According to a government press release the three priorities will be: 1) strengthening of democracy and the rule of law; 2) promotion of freedom of expression, safety of journalists and digital agenda of the Council of Europe; and 3) advancing reforms of the Council of Europe.
"One of the main tasks of the Latvian Presidency will be to work on the practical implementation of the decisions of the Council of Europe’s summit in Reykjavik – strengthening the role and influence of the Council of Europe, addressing the current challenges in the field of human rights, providing the organisation’s support to Ukraine, including to achieve Russia’s international accountability for the crime of aggression in Ukraine," the release said.

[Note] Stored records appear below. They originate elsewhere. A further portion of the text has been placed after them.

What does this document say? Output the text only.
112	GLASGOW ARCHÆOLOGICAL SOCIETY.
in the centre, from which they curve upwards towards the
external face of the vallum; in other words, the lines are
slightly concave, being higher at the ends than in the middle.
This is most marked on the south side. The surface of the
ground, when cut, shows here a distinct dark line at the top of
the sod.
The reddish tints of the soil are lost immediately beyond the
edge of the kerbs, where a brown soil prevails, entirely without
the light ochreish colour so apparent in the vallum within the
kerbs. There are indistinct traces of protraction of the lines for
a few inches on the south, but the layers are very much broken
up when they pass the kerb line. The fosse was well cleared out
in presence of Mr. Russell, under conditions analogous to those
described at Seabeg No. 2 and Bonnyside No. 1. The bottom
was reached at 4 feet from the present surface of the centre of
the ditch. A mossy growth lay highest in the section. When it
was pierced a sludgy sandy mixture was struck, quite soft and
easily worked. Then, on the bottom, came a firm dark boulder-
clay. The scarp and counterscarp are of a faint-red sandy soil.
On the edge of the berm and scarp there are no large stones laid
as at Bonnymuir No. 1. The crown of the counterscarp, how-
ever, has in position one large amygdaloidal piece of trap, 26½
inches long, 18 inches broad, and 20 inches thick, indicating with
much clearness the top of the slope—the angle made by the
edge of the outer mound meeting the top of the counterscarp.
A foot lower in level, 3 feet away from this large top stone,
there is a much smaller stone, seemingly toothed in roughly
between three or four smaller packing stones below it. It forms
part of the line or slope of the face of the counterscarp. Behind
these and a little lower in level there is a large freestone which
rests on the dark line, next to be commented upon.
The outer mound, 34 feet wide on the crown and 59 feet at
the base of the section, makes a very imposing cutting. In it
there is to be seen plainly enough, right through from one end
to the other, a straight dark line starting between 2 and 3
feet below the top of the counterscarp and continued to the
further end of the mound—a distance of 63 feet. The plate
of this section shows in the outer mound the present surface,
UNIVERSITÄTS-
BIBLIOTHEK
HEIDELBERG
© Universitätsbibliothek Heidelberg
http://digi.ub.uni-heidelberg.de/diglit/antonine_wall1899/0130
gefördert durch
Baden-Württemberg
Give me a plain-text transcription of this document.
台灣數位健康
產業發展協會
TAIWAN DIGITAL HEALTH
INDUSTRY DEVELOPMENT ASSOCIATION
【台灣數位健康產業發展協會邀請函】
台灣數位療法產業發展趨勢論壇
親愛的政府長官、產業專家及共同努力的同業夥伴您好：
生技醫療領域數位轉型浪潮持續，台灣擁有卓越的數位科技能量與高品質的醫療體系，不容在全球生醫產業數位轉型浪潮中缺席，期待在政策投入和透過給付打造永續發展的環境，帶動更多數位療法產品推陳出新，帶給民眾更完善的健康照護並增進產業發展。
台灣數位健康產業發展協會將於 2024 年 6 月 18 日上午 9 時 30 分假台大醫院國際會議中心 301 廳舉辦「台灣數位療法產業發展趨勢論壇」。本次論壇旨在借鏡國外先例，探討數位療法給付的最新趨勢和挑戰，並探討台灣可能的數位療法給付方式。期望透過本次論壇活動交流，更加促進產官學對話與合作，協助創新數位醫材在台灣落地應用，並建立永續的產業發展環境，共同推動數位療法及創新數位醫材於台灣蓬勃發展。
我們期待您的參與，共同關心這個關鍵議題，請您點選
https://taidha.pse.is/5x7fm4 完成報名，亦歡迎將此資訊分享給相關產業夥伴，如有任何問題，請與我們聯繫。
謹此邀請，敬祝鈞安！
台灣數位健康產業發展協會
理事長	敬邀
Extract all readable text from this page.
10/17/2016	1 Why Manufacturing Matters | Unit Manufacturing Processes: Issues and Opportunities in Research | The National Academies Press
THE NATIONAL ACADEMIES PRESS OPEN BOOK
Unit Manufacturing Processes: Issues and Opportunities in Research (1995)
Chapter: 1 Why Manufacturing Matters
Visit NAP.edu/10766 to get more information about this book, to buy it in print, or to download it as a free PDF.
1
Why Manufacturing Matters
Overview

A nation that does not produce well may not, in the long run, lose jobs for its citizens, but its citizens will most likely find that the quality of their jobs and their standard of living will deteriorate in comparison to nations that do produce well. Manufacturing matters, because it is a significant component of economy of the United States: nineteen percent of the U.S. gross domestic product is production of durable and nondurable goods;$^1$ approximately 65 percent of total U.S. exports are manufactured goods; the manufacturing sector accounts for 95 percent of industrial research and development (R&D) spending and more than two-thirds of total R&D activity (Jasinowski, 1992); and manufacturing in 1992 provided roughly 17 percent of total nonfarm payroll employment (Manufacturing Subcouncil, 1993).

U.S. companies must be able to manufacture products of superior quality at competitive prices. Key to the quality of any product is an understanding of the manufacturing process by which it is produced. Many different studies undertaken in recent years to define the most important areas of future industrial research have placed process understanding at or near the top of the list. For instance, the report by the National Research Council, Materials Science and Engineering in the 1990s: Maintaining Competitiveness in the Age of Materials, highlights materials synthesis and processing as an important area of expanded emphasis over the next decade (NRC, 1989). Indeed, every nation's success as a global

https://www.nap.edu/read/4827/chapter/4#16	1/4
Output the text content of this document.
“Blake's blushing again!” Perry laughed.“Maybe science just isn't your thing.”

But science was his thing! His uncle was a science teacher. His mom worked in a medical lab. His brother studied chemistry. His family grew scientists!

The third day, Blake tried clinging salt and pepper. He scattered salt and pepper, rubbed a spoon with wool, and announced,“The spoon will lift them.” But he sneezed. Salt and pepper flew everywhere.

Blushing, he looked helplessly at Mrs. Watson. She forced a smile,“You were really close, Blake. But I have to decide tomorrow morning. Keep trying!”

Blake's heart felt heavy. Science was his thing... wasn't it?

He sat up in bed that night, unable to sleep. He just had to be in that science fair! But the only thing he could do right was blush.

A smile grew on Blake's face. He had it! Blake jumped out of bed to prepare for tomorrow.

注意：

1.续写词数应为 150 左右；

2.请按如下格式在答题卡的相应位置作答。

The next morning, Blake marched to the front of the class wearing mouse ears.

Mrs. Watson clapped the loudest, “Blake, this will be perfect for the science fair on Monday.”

The Latvian Presidency is to include 17 themed events, which will be funded from the 2023 budget, some organised with financial support from the Council of Europe.
The period of preparations for the Latvian Presidency of @coe Committee of Ministers is concluded by the Government approving the Presidency priorities. @edgarsrinkevics : We’re prepared to take up leadership at the Committee of Ministers. #LVCoE2023— Latvian MFA 🇱🇻 | #StandWithUkraine 🇺🇦 (@Latvian_MFA) May 9, 2023
Latvia will take over the Presidency at the Committee of Ministers of the Council of Europe on May 17 2023 during the 4th Summit of Heads of State and Government of the Council of Europe in Reykjavik, Iceland. This will be Latvia’s second Presidency since joining the organisation. Latvia assumes its Presidency for the period of six months, during which the Latvian Foreign Minister will be the Chair of the Committee of Ministers of the Council of Europe. The duties of the Minister of Foreign Affairs will include reporting to the Parliamentary Assembly of the Council of Europe (PACE) on the work of the Committee of Ministers as well as providing answers to questions from the parliamentarians.
The Council of Europe, created in 1949, is the oldest political organisation in Europe and includes 46 European countries. It is not to be confused with the Council of the European Union – though both use the same flag. Latvia joined the organisation in 1995.